7 ways to spend less on groceries

Food prices at the grocery store are projected to rise 4 to 5 percent this year, according to the USDA. Some of the factors causing this increase are higher energy prices and growing global demand for food. This comes at a time when many Americans are struggling with stagnant wages (for those lucky enough to have a job) and high unemployment. With a little planning though, you can avoid paying more at the grocery store.

1. Plan ahead. Check newspaper fliers before your trip and create a weekly meal plan based on sale items. Use your meal plan to make your shopping list. If you don’t subscribe to the paper, try Sundaysaver.com, which lists weekly sales circulars from most major grocery chains.

2. Don’t go when you’re hungry. You’ll find yourself putting more than you intended into your cart.

3. Shop at hard discounters. Aldi, Save-a-Lot and others fall into this category. You can save 40% off your typical grocery bill by shopping at a hard discounter. These stores may not appeal to some though, because they tend to have a limited selection, carry mostly store brands, don’t accept credit cards (in most cases), and you have to bring your own bags. We don’t have an Aldi near where we live, so I get a little giddy when we are out of town and find one. My wife finds humor in my excitement, but I get the last laugh after all the savings!

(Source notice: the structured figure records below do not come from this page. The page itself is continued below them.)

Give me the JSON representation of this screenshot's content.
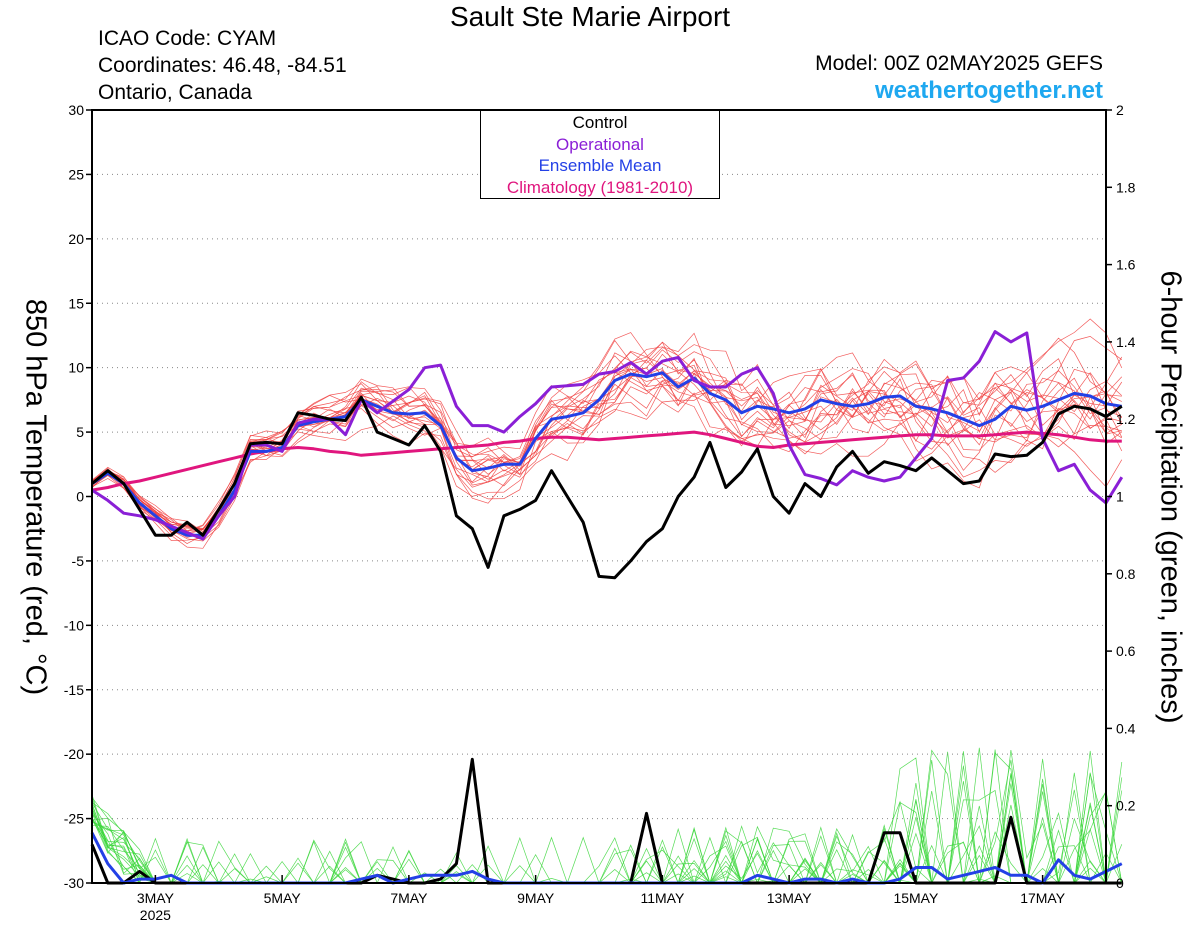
{
  "header": {
    "title": "Sault Ste Marie Airport",
    "icao": "ICAO Code: CYAM",
    "coordinates": "Coordinates: 46.48, -84.51",
    "region": "Ontario, Canada",
    "model": "Model: 00Z 02MAY2025 GEFS",
    "site": "weathertogether.net"
  },
  "legend": {
    "items": [
      {
        "label": "Control",
        "color": "#000000"
      },
      {
        "label": "Operational",
        "color": "#8a1fd6"
      },
      {
        "label": "Ensemble Mean",
        "color": "#2340e6"
      },
      {
        "label": "Climatology (1981-2010)",
        "color": "#e0167e"
      }
    ]
  },
  "chart_data": {
    "type": "line",
    "ylabel": "850 hPa Temperature (red, °C)",
    "y2label": "6-hour Precipitation (green, inches)",
    "ylim": [
      -30,
      30
    ],
    "yticks": [
      30,
      25,
      20,
      15,
      10,
      5,
      0,
      -5,
      -10,
      -15,
      -20,
      -25,
      -30
    ],
    "y2lim": [
      0,
      2
    ],
    "y2ticks": [
      "2",
      "1.8",
      "1.6",
      "1.4",
      "1.2",
      "1",
      "0.8",
      "0.6",
      "0.4",
      "0.2",
      "0"
    ],
    "xlim_days": [
      2.0,
      18.0
    ],
    "xticks": [
      {
        "day": 3,
        "label": "3MAY",
        "sub": "2025"
      },
      {
        "day": 5,
        "label": "5MAY"
      },
      {
        "day": 7,
        "label": "7MAY"
      },
      {
        "day": 9,
        "label": "9MAY"
      },
      {
        "day": 11,
        "label": "11MAY"
      },
      {
        "day": 13,
        "label": "13MAY"
      },
      {
        "day": 15,
        "label": "15MAY"
      },
      {
        "day": 17,
        "label": "17MAY"
      }
    ],
    "step_hours": 6,
    "temperature": {
      "control": [
        1,
        2,
        1,
        -1,
        -3,
        -3,
        -2,
        -3,
        -1,
        1,
        4.1,
        4.2,
        4.1,
        6.5,
        6.3,
        6,
        5.9,
        7.7,
        5,
        4.5,
        4,
        5.5,
        3.5,
        -1.5,
        -2.5,
        -5.5,
        -1.5,
        -1,
        -0.3,
        2,
        0,
        -2,
        -6.2,
        -6.3,
        -5,
        -3.5,
        -2.5,
        0,
        1.5,
        4.2,
        0.7,
        1.9,
        3.7,
        0,
        -1.3,
        1,
        0,
        2.3,
        3.5,
        1.8,
        2.7,
        2.4,
        2,
        3,
        2,
        1,
        1.2,
        3.3,
        3.1,
        3.2,
        4.2,
        6.4,
        7,
        6.8,
        6.2,
        7
      ],
      "operational": [
        0.5,
        -0.3,
        -1.3,
        -1.5,
        -1.8,
        -2.3,
        -2.8,
        -3.3,
        -1.5,
        0,
        4,
        4,
        3.5,
        5.7,
        6,
        6,
        4.8,
        7.5,
        6.5,
        7.4,
        8.3,
        10,
        10.2,
        7,
        5.5,
        5.5,
        5,
        6.2,
        7.2,
        8.5,
        8.6,
        8.7,
        9.5,
        9.7,
        10.4,
        9.5,
        10.5,
        10.8,
        9,
        8.5,
        8.5,
        9.5,
        10,
        8,
        4,
        1.7,
        1.4,
        0.9,
        2,
        1.5,
        1.2,
        1.5,
        3,
        4.5,
        9,
        9.2,
        10.5,
        12.8,
        12,
        12.7,
        4.5,
        2,
        2.5,
        0.5,
        -0.5,
        1.5
      ],
      "mean": [
        1,
        1.8,
        1,
        -0.5,
        -1.5,
        -2.5,
        -3,
        -3,
        -1.5,
        0.5,
        3.5,
        3.5,
        3.8,
        5.5,
        5.8,
        6,
        6.2,
        7.5,
        7,
        6.5,
        6.4,
        6.5,
        5.5,
        3,
        2,
        2.2,
        2.5,
        2.5,
        4.5,
        6,
        6.2,
        6.5,
        7.5,
        9,
        9.5,
        9.3,
        9.6,
        8.5,
        9.2,
        8,
        7.5,
        6.5,
        7,
        6.8,
        6.5,
        6.8,
        7.5,
        7.2,
        7,
        7.2,
        7.7,
        7.8,
        7,
        6.8,
        6.5,
        6,
        5.5,
        6,
        7,
        6.7,
        7,
        7.5,
        8,
        7.8,
        7.2,
        7
      ],
      "climatology": [
        0.5,
        0.7,
        1,
        1.2,
        1.5,
        1.8,
        2.1,
        2.4,
        2.7,
        3,
        3.3,
        3.5,
        3.7,
        3.8,
        3.7,
        3.5,
        3.4,
        3.2,
        3.3,
        3.4,
        3.5,
        3.6,
        3.7,
        3.8,
        3.9,
        4,
        4.2,
        4.3,
        4.5,
        4.6,
        4.6,
        4.5,
        4.4,
        4.5,
        4.6,
        4.7,
        4.8,
        4.9,
        5,
        4.8,
        4.5,
        4.2,
        3.9,
        3.8,
        4,
        4.1,
        4.2,
        4.3,
        4.4,
        4.5,
        4.6,
        4.7,
        4.8,
        4.8,
        4.7,
        4.7,
        4.7,
        4.8,
        4.9,
        5,
        4.9,
        4.8,
        4.6,
        4.4,
        4.3,
        4.3
      ]
    },
    "precipitation": {
      "control": [
        0.1,
        0,
        0,
        0.03,
        0,
        0,
        0,
        0,
        0,
        0,
        0,
        0,
        0,
        0,
        0,
        0,
        0,
        0,
        0.02,
        0.01,
        0,
        0,
        0.01,
        0.05,
        0.32,
        0,
        0,
        0,
        0,
        0,
        0,
        0,
        0,
        0,
        0,
        0.18,
        0,
        0,
        0,
        0,
        0,
        0,
        0,
        0,
        0,
        0,
        0,
        0,
        0,
        0,
        0.13,
        0.13,
        0,
        0,
        0,
        0,
        0,
        0,
        0.17,
        0,
        0,
        0,
        0,
        0,
        0,
        0
      ],
      "mean": [
        0.13,
        0.05,
        0,
        0.01,
        0.01,
        0.02,
        0,
        0,
        0,
        0,
        0,
        0,
        0,
        0,
        0,
        0,
        0,
        0.01,
        0.02,
        0,
        0.01,
        0.02,
        0.02,
        0.02,
        0.03,
        0.01,
        0,
        0,
        0,
        0,
        0,
        0,
        0,
        0,
        0,
        0,
        0,
        0,
        0,
        0,
        0,
        0,
        0.02,
        0.01,
        0,
        0.01,
        0.01,
        0,
        0.01,
        0,
        0,
        0.01,
        0.04,
        0.04,
        0.01,
        0.02,
        0.03,
        0.04,
        0.02,
        0.02,
        0,
        0.06,
        0.02,
        0.01,
        0.03,
        0.05
      ]
    }
  }
}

4. Stick to your list. You have a list for a reason. You’re on a mission — don’t allow yourself to deviate from what’s on your list.

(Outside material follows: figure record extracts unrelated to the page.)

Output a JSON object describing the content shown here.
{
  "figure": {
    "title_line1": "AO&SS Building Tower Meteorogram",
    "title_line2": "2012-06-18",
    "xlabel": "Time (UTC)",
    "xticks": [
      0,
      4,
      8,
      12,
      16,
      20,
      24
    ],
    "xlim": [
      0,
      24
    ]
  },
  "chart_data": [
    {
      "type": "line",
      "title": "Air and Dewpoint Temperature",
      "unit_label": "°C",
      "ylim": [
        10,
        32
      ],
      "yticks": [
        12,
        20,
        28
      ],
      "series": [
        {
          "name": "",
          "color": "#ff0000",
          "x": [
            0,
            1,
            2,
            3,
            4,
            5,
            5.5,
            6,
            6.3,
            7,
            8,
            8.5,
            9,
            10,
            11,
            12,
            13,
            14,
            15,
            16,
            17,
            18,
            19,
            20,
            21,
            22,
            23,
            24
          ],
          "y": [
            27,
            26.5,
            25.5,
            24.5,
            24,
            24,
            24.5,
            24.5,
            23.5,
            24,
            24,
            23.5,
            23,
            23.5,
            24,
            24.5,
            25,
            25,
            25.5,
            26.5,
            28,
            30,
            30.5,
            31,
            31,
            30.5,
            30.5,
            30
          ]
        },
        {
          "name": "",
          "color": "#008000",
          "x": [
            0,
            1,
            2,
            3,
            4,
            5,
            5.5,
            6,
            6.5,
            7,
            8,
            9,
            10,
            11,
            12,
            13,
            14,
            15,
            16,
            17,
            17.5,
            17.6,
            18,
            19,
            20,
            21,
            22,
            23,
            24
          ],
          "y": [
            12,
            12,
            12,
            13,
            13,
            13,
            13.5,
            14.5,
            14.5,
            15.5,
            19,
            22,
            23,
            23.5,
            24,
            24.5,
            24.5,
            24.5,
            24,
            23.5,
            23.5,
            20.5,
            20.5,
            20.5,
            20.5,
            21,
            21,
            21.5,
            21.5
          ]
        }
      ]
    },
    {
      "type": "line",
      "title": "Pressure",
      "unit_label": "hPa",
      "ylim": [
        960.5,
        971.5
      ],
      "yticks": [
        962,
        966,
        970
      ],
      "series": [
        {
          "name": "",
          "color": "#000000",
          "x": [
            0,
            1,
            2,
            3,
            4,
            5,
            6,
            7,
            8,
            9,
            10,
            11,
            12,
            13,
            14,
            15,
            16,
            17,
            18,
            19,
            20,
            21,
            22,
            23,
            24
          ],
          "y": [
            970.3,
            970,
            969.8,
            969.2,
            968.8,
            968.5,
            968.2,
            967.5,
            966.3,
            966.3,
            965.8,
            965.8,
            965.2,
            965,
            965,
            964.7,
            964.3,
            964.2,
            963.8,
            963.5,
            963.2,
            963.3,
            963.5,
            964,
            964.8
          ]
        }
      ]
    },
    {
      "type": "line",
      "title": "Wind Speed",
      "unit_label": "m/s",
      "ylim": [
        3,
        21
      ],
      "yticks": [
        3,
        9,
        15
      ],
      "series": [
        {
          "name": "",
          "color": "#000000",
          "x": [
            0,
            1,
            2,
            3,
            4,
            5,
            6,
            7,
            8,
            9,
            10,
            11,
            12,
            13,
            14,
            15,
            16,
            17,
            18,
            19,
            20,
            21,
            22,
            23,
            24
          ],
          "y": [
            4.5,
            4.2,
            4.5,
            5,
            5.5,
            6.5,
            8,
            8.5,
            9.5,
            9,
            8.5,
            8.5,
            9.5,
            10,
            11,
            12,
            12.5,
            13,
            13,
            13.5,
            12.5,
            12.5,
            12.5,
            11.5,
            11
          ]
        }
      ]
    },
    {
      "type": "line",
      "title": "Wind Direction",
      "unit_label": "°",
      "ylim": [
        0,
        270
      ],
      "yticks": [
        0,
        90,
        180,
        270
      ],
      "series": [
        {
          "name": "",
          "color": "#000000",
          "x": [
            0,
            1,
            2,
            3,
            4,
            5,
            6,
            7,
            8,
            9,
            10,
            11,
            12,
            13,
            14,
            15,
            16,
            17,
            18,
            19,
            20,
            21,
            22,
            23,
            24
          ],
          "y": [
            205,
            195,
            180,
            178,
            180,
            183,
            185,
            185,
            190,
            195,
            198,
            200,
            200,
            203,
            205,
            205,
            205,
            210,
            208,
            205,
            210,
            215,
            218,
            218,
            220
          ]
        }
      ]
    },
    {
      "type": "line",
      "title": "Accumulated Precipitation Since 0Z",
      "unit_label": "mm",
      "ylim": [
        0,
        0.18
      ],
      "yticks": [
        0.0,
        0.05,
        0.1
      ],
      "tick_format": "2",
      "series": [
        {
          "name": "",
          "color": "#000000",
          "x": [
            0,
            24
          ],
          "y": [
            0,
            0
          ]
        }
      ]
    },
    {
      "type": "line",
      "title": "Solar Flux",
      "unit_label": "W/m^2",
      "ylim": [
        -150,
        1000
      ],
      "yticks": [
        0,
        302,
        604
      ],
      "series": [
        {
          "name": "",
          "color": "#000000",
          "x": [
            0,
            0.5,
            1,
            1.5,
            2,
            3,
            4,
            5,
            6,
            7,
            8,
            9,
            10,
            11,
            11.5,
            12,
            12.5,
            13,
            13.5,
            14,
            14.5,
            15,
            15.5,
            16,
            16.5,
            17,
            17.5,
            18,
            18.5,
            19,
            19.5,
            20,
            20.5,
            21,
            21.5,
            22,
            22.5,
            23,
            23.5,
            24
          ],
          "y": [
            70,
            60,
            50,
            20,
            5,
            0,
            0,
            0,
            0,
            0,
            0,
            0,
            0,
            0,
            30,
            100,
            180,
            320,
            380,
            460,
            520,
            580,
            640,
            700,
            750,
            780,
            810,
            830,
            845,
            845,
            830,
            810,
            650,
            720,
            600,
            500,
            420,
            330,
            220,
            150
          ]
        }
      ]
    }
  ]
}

5. Use coupons. Sunday papers are the best source, but there are some great coupon sites out there as well. I like Coupons.com and Hip2Save.com. The latter alerts you to not only grocery coupons, but deals at other retailers and free samples as well. When combined with your frequent shopper card, using coupons will yield considerable savings.

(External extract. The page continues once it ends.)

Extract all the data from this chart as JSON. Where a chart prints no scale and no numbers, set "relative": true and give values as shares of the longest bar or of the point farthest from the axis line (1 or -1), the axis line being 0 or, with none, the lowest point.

6. Give store brands a try. If you find that you prefer the name-brand, fine. But most store brands taste just as good and are of similar quality.

7. Pay attention to unit price. Generally you’ll get a per-unit discount when buying in bulk. This is the magic of the warehouse clubs. But this isn’t always the case. By comparing the unit price of different items you’ll know if you are getting a deal. Most stores list unit prices on the shelves, which makes your job easy. A word of caution though: don’t buy a larger product just because the unit price is lower. Buy only what you will use up before the expiration date, because throwing away expired food defeats the purpose.

Budgets are tight right now. By having a plan in place you can make the price increases irrelevant in your life.